Ranking ninth among Britain’s largest banks by assets, B&B said cost cutting measures initiated last year had succeeded in lifting profits despite the overall slackness in the mortgage market.
| Chief executive Steven Crawshaw said that people are now upbeat about the second half compared to the uncertainty in the first quarter. Last week’s announcement of an interest rate cut is certain to bring the buyers back in the property market. However, lending volumes could still be restrained unlike the lending boom recently, he added.
B&B’s numbers appear to be very much in line with the expectations of analysts who had forecast pretax profits to be somewhere between £144 million and £153 million. The report disappointed only in net income (excluding the impact of disposals last year) which remained flat at £281 million despite 6 percent reduction in costs. Slowing volumes, dogging lenders for some months now, has also affected B&B’s performance.
Gross new home loans were 40 percent lower in this year’s Jan-June 30 period compared to the record £4.1 billion for the same period last year. Arrears levels were also increasing.

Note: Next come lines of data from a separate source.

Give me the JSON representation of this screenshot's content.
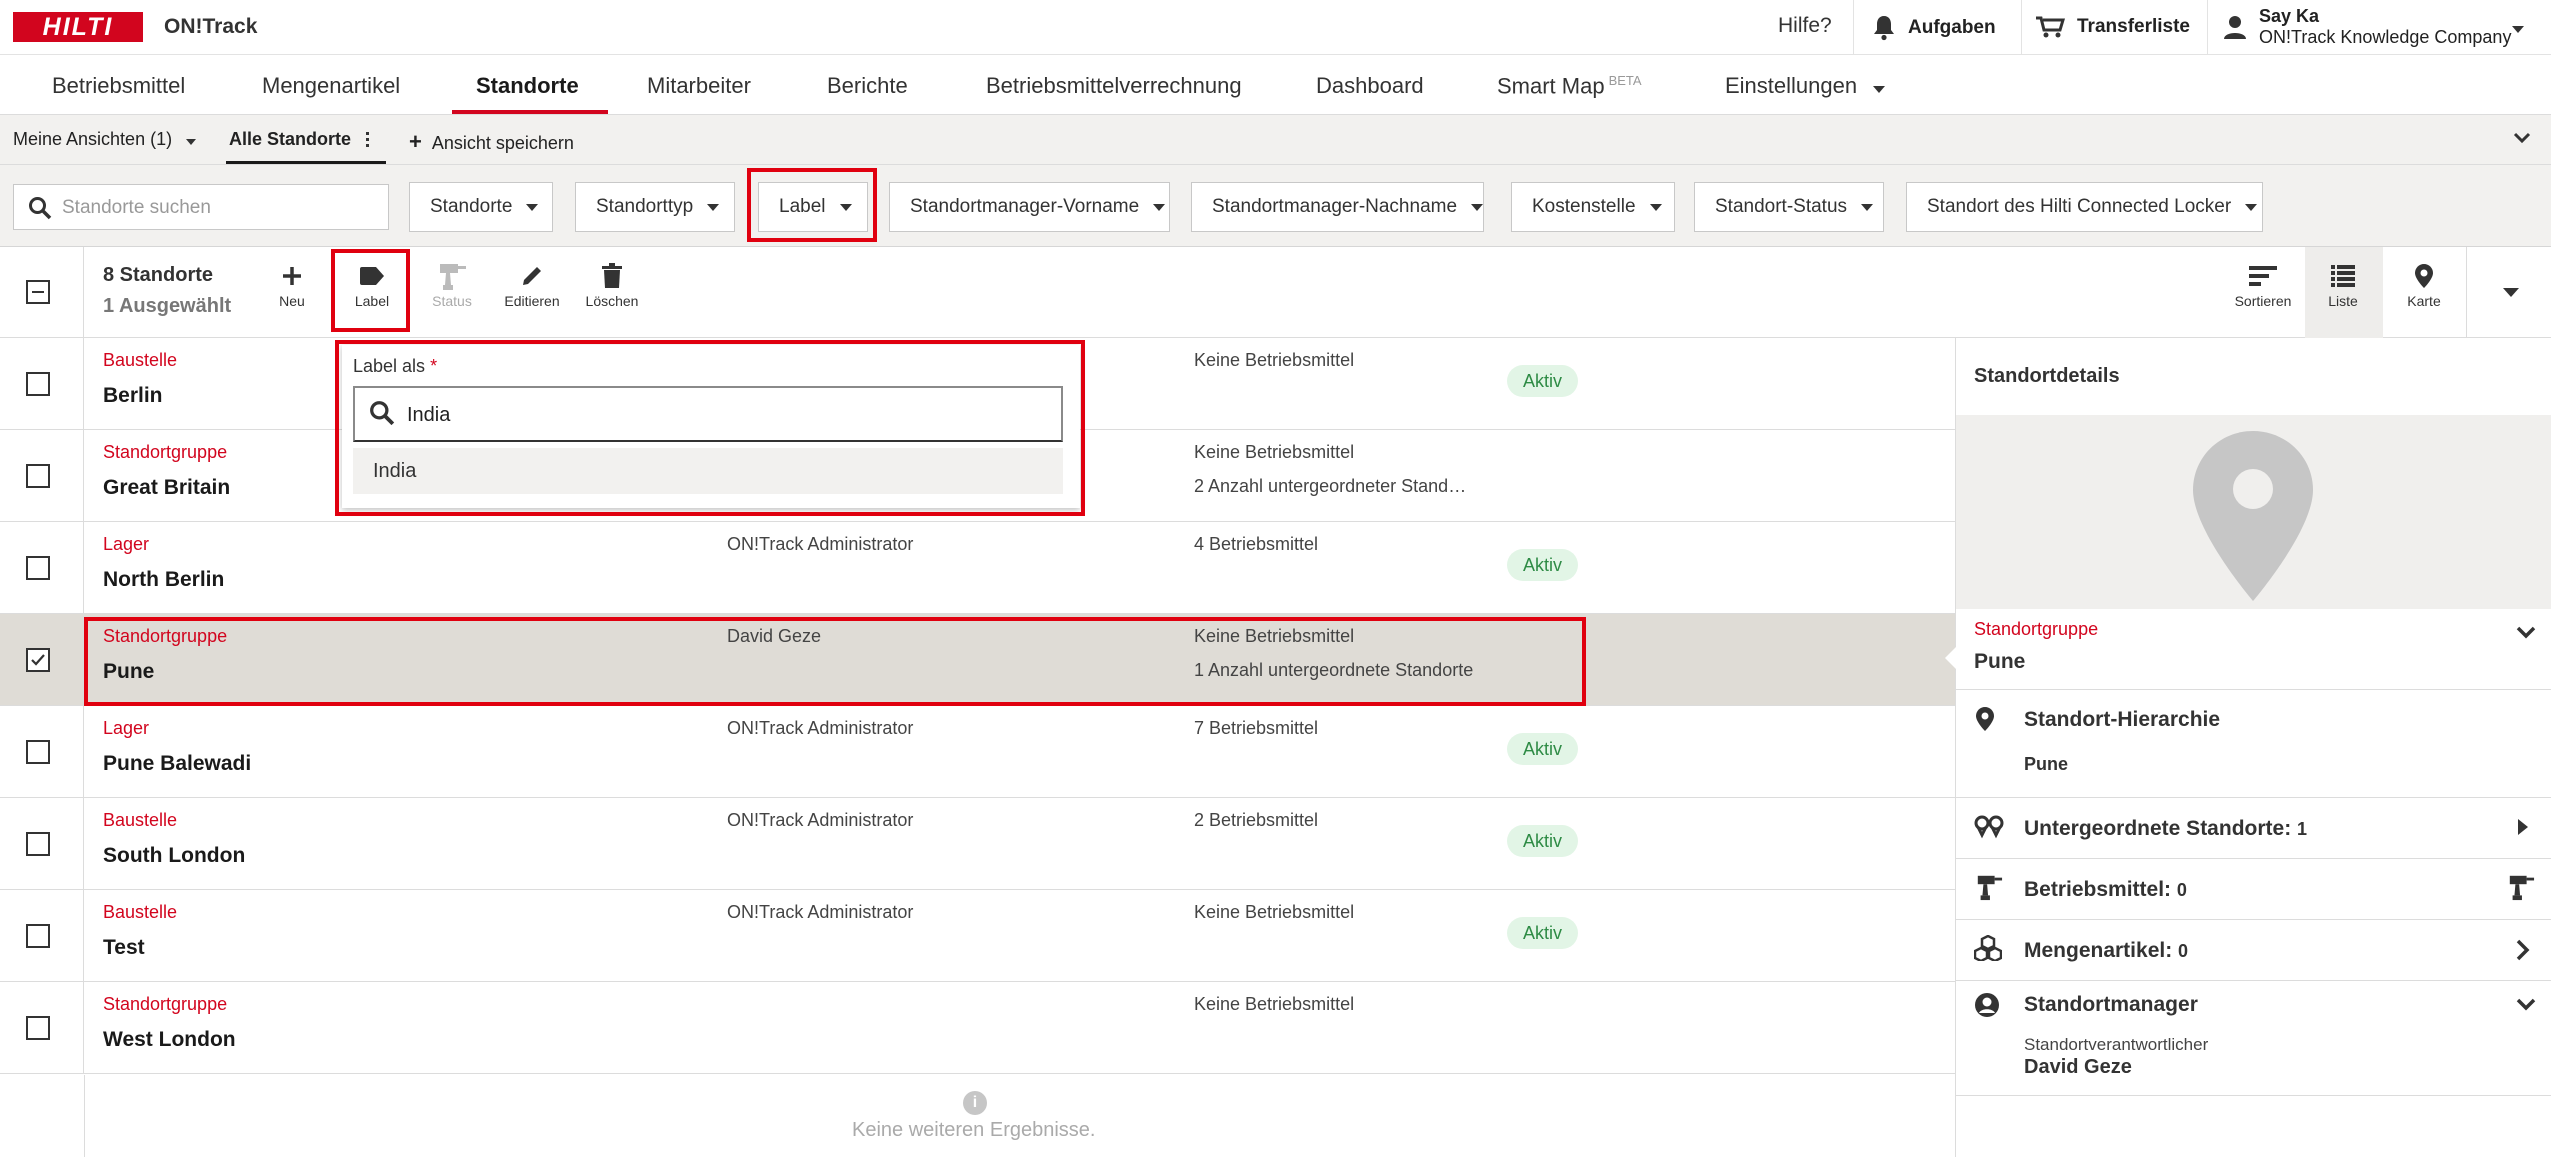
{
  "topbar": {
    "logo": "HILTI",
    "app_name": "ON!Track",
    "help": "Hilfe?",
    "tasks": "Aufgaben",
    "transfer": "Transferliste",
    "user_name": "Say Ka",
    "user_company": "ON!Track Knowledge Company"
  },
  "nav": {
    "items": [
      "Betriebsmittel",
      "Mengenartikel",
      "Standorte",
      "Mitarbeiter",
      "Berichte",
      "Betriebsmittelverrechnung",
      "Dashboard",
      "Smart Map",
      "Einstellungen"
    ],
    "beta": "BETA",
    "active": "Standorte"
  },
  "views": {
    "my_views": "Meine Ansichten (1)",
    "all": "Alle Standorte",
    "save": "Ansicht speichern"
  },
  "filters": {
    "search_placeholder": "Standorte suchen",
    "items": [
      "Standorte",
      "Standorttyp",
      "Label",
      "Standortmanager-Vorname",
      "Standortmanager-Nachname",
      "Kostenstelle",
      "Standort-Status",
      "Standort des Hilti Connected Locker"
    ]
  },
  "toolbar": {
    "count": "8 Standorte",
    "selected": "1 Ausgewählt",
    "new": "Neu",
    "label": "Label",
    "status": "Status",
    "edit": "Editieren",
    "delete": "Löschen",
    "sort": "Sortieren",
    "list": "Liste",
    "map": "Karte"
  },
  "popup": {
    "label": "Label als",
    "required": "*",
    "value": "India",
    "option": "India"
  },
  "rows": [
    {
      "type": "Baustelle",
      "name": "Berlin",
      "manager": "",
      "assets": "Keine Betriebsmittel",
      "sub": "",
      "status": "Aktiv"
    },
    {
      "type": "Standortgruppe",
      "name": "Great Britain",
      "manager": "",
      "assets": "Keine Betriebsmittel",
      "sub": "2 Anzahl untergeordneter Stand…",
      "status": ""
    },
    {
      "type": "Lager",
      "name": "North Berlin",
      "manager": "ON!Track Administrator",
      "assets": "4 Betriebsmittel",
      "sub": "",
      "status": "Aktiv"
    },
    {
      "type": "Standortgruppe",
      "name": "Pune",
      "manager": "David Geze",
      "assets": "Keine Betriebsmittel",
      "sub": "1 Anzahl untergeordnete Standorte",
      "status": ""
    },
    {
      "type": "Lager",
      "name": "Pune Balewadi",
      "manager": "ON!Track Administrator",
      "assets": "7 Betriebsmittel",
      "sub": "",
      "status": "Aktiv"
    },
    {
      "type": "Baustelle",
      "name": "South London",
      "manager": "ON!Track Administrator",
      "assets": "2 Betriebsmittel",
      "sub": "",
      "status": "Aktiv"
    },
    {
      "type": "Baustelle",
      "name": "Test",
      "manager": "ON!Track Administrator",
      "assets": "Keine Betriebsmittel",
      "sub": "",
      "status": "Aktiv"
    },
    {
      "type": "Standortgruppe",
      "name": "West London",
      "manager": "",
      "assets": "Keine Betriebsmittel",
      "sub": "",
      "status": ""
    }
  ],
  "list_footer": "Keine weiteren Ergebnisse.",
  "detail": {
    "title": "Standortdetails",
    "type": "Standortgruppe",
    "name": "Pune",
    "hierarchy_label": "Standort-Hierarchie",
    "hierarchy_value": "Pune",
    "children_label": "Untergeordnete Standorte:",
    "children_count": "1",
    "assets_label": "Betriebsmittel:",
    "assets_count": "0",
    "commodities_label": "Mengenartikel:",
    "commodities_count": "0",
    "manager_label": "Standortmanager",
    "manager_role": "Standortverantwortlicher",
    "manager_name": "David Geze"
  },
  "colors": {
    "brand": "#d2051e",
    "active_badge_bg": "#e2f5e6",
    "active_badge_text": "#2e8b45",
    "selected_row": "#dfdcd6",
    "highlight": "#e0000f"
  }
}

Additionally, bigger players like HBOS and Northern Rock are offering serious competition to B&B.
The only plus of lending profits was because fewer existing borrowers switched out.
Another reason why B&B seems upbeat is that 20 percent of its portfolio of borrowers comprises ‘buy-to-let’ investors. This sector of borrowers is expected to outpace the regular mortgage market. Not all analysts will agree to that outlook.
The mortgage market had dipped to its lowest on the graphs during the downturn. As the property market is one of the prime movers of the economy the Bank of England’s Monetary Policy Committee had decided on a cut in borrowing rates in order to revive the market.